The difference between the Communist and the liberal is etched here, briefly. Too briefly perhaps. For we did not until this scene see enough of the workingmen who hold the Communist viewpoint to enable the reader to realize their vital part in the protest movement. The author indicates that the protest movement surpassed by far the boundaries of the Communist world movement, and so it did, but he does not reveal the Communists themselves in their effort to help achieve this. I think this is of moment because what they did here brought truth to so many in the world that when the Scottsboro case broke four years later, the world understood, and prevented the Alabama hangmen from murdering the innocent Negro youngsters as the Massachusetts bluebloods did the innocent Italian workingmen.
It is not solely a matter of the Communist workingmen. The heart and soul of the protest movement in this country was in the working-class, and though the author gives us a picture of the culmination of its effort, the August 22 demonstration in Union Square, (and the meeting of the trade-union leaders that day), this picture does not fully achieve the power and beauty of the rest of the book. Perhaps there was too much to tell in a single chapter, perhaps this is another book; however, the characters singled out of this territory of life were not drawn with the sure, unforgettable strokes you find in the depiction of the college professor, the Italian dictator, the thief, Madeiros, groping for understanding in those last hours.
Here is a work I pray could reach millions.
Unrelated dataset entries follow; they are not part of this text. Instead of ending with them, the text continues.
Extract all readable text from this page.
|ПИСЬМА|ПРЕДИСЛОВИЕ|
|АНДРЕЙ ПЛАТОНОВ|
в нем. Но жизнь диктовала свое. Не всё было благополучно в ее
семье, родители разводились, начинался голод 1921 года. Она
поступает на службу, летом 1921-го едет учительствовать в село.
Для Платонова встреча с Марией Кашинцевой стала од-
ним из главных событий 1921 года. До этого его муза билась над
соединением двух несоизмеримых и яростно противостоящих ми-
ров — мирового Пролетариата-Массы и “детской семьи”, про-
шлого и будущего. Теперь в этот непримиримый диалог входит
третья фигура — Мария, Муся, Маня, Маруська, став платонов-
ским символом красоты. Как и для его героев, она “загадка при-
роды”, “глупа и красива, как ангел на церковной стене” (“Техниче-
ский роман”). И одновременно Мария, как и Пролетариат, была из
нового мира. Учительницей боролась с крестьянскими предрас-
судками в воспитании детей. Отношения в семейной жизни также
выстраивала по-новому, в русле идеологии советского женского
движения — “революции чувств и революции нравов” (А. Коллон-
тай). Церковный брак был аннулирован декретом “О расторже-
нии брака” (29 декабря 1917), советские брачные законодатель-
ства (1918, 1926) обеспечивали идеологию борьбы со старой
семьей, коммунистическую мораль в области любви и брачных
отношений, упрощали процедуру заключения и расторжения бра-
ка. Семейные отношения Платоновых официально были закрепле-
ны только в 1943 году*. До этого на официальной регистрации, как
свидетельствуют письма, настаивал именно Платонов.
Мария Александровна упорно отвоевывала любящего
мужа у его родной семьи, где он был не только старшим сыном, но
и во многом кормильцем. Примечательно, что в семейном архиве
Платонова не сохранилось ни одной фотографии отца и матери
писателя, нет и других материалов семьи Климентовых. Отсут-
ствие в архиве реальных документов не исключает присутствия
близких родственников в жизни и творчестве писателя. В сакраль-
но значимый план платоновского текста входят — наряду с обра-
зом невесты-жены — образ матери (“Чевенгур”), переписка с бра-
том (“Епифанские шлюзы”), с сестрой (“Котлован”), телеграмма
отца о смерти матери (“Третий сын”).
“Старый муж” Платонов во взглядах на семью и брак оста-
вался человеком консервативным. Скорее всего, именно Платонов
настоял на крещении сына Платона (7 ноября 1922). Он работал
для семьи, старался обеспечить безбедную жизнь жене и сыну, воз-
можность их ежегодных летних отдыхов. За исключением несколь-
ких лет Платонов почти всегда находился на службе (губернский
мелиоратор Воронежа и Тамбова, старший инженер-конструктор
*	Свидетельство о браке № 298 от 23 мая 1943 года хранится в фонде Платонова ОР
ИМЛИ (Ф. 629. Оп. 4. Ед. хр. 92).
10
And since the Brownells and McCarthys are planning more Sacco-Vanzetti and Rosenberg cases, not to mention other varieties of frame-up, this book of Fast's must be given to many, many more than have read it so far.
Again, on this twentieth anniversary of Howard Fast as writer: a toast to the rare variety of powers of this novelist who is fighting so ably, so valiantly, to restore our national promise to our people.